100% of therapists and 86% of rheumatologists specified impossibility of using a polarizing microscope at their workplaces. Unfortunately, quite few medical organizations of Russia have polarizing microscopes [2].

Conclusion

The results of our study confirm information about low awareness of gout among primary care doctors [23]. Despite the level of knowledge about gout among rheumatologists is higher, our study has revealed insufficient use of modern methods of diagnostics and treatment by doctors of both specialties. It has shown delusions in the questions of tactics of control over patients, which causes deterioration of their state and chronic gout. There is a need in measures aimed at improving the knowledge of classification criteria and modern clinical recommendations about the medical control of gout patients at the out-patient stage.

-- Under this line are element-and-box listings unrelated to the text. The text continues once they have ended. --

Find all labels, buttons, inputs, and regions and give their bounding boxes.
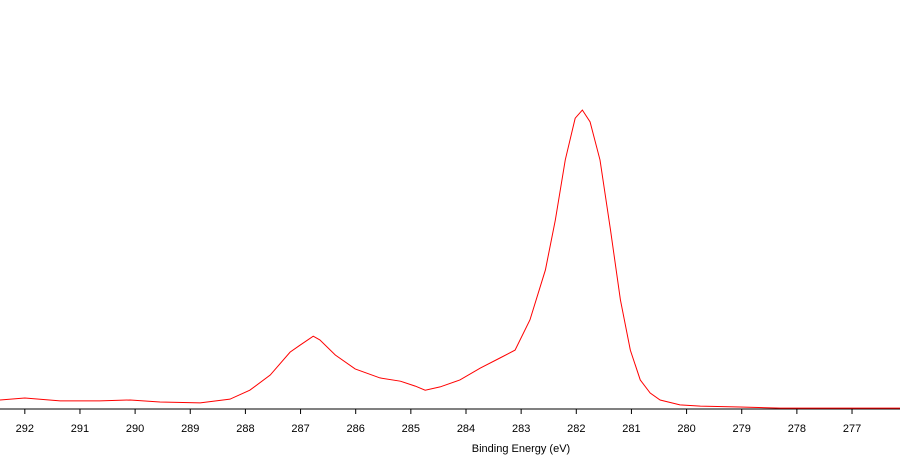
x-tick-label: 283 bbox=[512, 423, 530, 435]
x-tick-label: 288 bbox=[236, 423, 254, 435]
x-tick-label: 286 bbox=[347, 423, 365, 435]
x-tick-label: 285 bbox=[402, 423, 420, 435]
x-tick-label: 284 bbox=[457, 423, 475, 435]
x-tick-label: 280 bbox=[677, 423, 695, 435]
x-tick-label: 292 bbox=[16, 423, 34, 435]
spectrum-line bbox=[0, 109, 900, 409]
x-tick-label: 279 bbox=[733, 423, 751, 435]
x-tick-label: 277 bbox=[843, 423, 861, 435]
x-tick-label: 289 bbox=[181, 423, 199, 435]
x-tick-label: 290 bbox=[126, 423, 144, 435]
x-tick-label: 287 bbox=[291, 423, 309, 435]
x-tick-label: 281 bbox=[622, 423, 640, 435]
x-axis-label: Binding Energy (eV) bbox=[472, 443, 570, 455]
x-tick-label: 278 bbox=[788, 423, 806, 435]
x-tick-label: 291 bbox=[71, 423, 89, 435]
x-tick-label: 282 bbox=[567, 423, 585, 435]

For this purpose, it seems relevant to pay special attention to studying the modern criteria of gout diagnostics and treatment at medical universities.

Acknowledgement

The authors thank the Head of Irkutsk Municipal Clinical hospital no. 1L.A. Pavluk,the Head of the out-patient department no. 2 A.V. Dobrinin, the Head of the out-patient department no. 12E.G. Samsonova, the Head of the out-patient department no. 15 M.N. Bochkova, the Head of the Regional Geriatric center V.G. Pustozerov and the Head of the medical department of the Irkutsk Airport G.A. Kulikova for their help in the organization of questioning and assistance to scientific work.